As much as I love Darren Aronofsky, back in 2008 whenever I heard anyone giving him credit for singlehandedly resuscitating Mickey Rourke’s career, one word kept coming into my head: Marv. Despite the myth that Rourke had dropped off the cinematic map until Aronofsky went and found him, a quick peek at his IMDB page confirms that he never really went away. It’s true that The Wrestler was a different calibre of performance to the ones he was giving in The Pledge and Tony Scott’s Domino, but at the time that he was being celebrated for finally turning in another great performance, it had only been three years since his last one.
2005′s Sin City sees Rourke on top form, and to me he feels very much the centre of a film which is divided up pretty equally between him, Bruce Willis, and Clive Owen (w/ Benicio Del Toro). Marv is classic Frank Miller: square-jawed and hulking, nigh on invincible, and just flawed enough at his core to make you care. Miller (& Rodriguez) aren’t afraid to test an audience’s limits of compassion, and watching Sin City can sometimes feel like an exercise in figuring out who you dislike least. As a writer Miller is curious about absolutes, and the idea of finding out what happens when two conflicting absolutes run into one another. His bad guys–such as the sadistic cannibal Kevin, and the serial torture-rapist Roark Jr.–are irredeemably blacker than black (unless they’re yellow), and his good guys are often most at home in the grey areas.
And Sin City is one giant grey area. Throughout the film’s two hours we see corruption everywhere from its mayoral office, through its police force, to its religious leaders. The closest the city has to heroes are the vigilantes and prostitutes brave enough to take matters into their own hands.

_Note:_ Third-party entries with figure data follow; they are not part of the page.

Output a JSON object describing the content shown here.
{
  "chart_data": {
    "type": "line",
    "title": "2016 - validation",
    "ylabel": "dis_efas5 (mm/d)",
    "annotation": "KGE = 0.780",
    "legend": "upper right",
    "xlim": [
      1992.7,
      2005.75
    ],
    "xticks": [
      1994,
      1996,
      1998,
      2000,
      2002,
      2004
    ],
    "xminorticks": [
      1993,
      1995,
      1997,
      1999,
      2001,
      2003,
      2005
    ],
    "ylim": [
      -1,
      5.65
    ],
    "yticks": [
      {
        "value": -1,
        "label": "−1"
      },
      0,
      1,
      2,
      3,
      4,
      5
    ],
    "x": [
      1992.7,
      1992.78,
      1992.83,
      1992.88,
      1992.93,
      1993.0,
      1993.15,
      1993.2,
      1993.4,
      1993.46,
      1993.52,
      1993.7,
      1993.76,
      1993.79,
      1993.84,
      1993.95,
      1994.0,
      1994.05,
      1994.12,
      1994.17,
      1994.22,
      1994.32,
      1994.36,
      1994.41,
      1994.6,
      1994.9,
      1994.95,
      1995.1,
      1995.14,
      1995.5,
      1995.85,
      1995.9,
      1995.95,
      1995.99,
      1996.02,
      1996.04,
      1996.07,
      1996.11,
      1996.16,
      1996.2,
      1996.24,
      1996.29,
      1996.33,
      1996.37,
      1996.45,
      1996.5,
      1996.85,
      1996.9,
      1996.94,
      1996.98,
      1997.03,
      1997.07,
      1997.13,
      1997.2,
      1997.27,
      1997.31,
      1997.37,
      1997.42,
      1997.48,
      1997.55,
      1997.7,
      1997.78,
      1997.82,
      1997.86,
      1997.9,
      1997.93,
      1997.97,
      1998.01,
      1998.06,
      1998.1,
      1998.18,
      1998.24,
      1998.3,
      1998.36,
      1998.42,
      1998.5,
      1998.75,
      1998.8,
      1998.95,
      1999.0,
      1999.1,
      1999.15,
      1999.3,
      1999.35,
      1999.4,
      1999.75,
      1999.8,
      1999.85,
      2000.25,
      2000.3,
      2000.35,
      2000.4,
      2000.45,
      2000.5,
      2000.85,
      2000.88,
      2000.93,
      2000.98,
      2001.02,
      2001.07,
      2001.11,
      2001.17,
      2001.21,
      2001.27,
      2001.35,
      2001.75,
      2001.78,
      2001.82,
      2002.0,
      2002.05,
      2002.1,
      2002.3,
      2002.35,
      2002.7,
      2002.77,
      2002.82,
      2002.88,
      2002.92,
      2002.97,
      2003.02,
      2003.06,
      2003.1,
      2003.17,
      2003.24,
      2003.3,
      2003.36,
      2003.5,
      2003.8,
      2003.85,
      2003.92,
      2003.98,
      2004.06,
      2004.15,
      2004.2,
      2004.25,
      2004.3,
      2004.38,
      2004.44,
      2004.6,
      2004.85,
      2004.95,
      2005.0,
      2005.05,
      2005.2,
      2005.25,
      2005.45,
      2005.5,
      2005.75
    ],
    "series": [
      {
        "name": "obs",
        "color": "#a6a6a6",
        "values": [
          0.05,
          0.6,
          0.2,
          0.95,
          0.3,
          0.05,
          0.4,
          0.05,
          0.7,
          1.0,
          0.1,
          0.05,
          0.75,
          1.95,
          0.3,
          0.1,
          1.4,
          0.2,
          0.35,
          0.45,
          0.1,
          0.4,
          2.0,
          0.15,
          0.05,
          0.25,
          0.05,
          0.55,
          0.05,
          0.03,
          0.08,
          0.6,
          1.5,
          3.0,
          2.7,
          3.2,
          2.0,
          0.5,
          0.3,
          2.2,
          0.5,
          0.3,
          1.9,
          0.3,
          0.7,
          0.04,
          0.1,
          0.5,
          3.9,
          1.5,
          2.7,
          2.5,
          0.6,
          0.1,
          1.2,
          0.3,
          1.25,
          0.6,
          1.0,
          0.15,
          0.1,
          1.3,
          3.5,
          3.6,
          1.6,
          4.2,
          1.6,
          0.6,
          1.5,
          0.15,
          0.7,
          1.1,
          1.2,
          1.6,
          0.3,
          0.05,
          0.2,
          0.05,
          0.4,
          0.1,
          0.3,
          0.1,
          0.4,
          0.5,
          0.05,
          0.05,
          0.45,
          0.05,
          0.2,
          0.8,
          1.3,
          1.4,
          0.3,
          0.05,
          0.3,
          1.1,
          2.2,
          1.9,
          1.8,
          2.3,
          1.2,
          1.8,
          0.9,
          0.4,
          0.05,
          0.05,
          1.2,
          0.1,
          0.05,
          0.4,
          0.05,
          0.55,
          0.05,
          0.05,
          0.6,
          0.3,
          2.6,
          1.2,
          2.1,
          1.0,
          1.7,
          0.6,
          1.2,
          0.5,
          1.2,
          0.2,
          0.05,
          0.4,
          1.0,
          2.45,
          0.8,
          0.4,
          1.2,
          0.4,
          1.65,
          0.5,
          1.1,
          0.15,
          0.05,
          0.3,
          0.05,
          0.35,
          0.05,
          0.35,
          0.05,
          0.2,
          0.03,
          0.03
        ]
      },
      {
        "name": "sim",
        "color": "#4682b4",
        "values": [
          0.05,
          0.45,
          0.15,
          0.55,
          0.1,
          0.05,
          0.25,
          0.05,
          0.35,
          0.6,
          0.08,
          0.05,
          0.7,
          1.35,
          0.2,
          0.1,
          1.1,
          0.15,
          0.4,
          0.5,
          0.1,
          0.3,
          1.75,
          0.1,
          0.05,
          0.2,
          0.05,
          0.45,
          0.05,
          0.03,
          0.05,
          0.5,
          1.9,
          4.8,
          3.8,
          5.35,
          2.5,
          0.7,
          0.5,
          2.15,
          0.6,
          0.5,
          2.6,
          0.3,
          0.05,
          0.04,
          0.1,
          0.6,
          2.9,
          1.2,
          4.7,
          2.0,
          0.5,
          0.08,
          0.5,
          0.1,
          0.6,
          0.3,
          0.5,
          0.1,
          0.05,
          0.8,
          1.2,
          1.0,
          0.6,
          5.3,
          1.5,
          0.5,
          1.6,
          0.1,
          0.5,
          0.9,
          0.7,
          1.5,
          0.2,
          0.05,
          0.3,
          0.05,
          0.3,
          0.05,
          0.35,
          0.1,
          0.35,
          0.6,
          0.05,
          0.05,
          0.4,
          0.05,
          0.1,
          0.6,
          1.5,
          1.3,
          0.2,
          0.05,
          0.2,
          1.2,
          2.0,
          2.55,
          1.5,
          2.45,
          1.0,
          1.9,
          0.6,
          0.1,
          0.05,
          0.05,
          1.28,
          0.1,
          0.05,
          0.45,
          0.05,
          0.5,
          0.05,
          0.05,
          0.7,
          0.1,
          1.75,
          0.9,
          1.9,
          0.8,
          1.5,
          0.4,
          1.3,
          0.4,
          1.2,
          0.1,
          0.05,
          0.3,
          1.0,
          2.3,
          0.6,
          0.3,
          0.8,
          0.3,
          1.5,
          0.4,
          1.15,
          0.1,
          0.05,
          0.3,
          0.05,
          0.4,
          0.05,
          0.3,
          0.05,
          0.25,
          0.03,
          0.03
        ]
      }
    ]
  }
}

Having not read the source comics I can’t speak to how faithful an adaptation this is, but there’s a definite sense of the story’s original format in the way the film is presented. Sometimes that can work for the film: providing it a unique style and a perfect excuse to indulge in gratuity and excess. Sometimes it can work against the film: leaving the structure of the film’s various plots seeming disjointed and disunited. Bookending the movie with two short Josh Hartnett scenes, inside of which are another pair of bookends of the Bruce Willis storyline, inside of which are two other stories feels more than a little clunky. And whereas self-contained stories work well in the weekly comic format, the cinematic effect of meeting Willis’s Hartigan in the second scene and then losing track of him for 90 minutes is less effective. Perhaps if more of an effort had been made to interweave the telling of these tales–as Rodriguez’s best pal Tarantino had accomplished masterfully the year before in Pulp Fiction–the film would feel a bit smoother.
I’ve never been the biggest fan of Rodriguez’s work. Again, I can’t speak to the Spy Kids movies, but some of his more outlandish sensibilities (along with a deep-seated dislike of Antonio Banderas) really put me off the El Mariachi trilogy. Here it seems that being kept within the stylistic confines of Miller’s look and feel helps rein Rodriguez in a little; it’s hard to fault Sin City on the way it looks, the way it moves and the tone it captures throughout.
Rodriguez has also assembled a wonderful cast. As well as a great none-more-noir performance from Rourke, Bruce Willis gives good hard-bitten cop, Benicio Del Toro expertly walks the line Nicholas Cage can never find between crazy and too crazy, and amongst the women Jessica Alba is solid and Brittany Murphy turns in some of the best scenes of her short career.
Though there has been speculation for five years now about a sequel, the question remains whether another set of stories simply shot and presented in the same style would be enough to satisfy. Personally I would happily return to Rodriguez & Miller’s Sin City; the look, by virtue of its abstractness and relative simplicity, hasn’t dated at all since the film’s release, and if there are more stories to be told as entertaining as the ones here then it’s a ride I’d happily take. That said, if QT is available to give some script structure advice that would be a call worth making.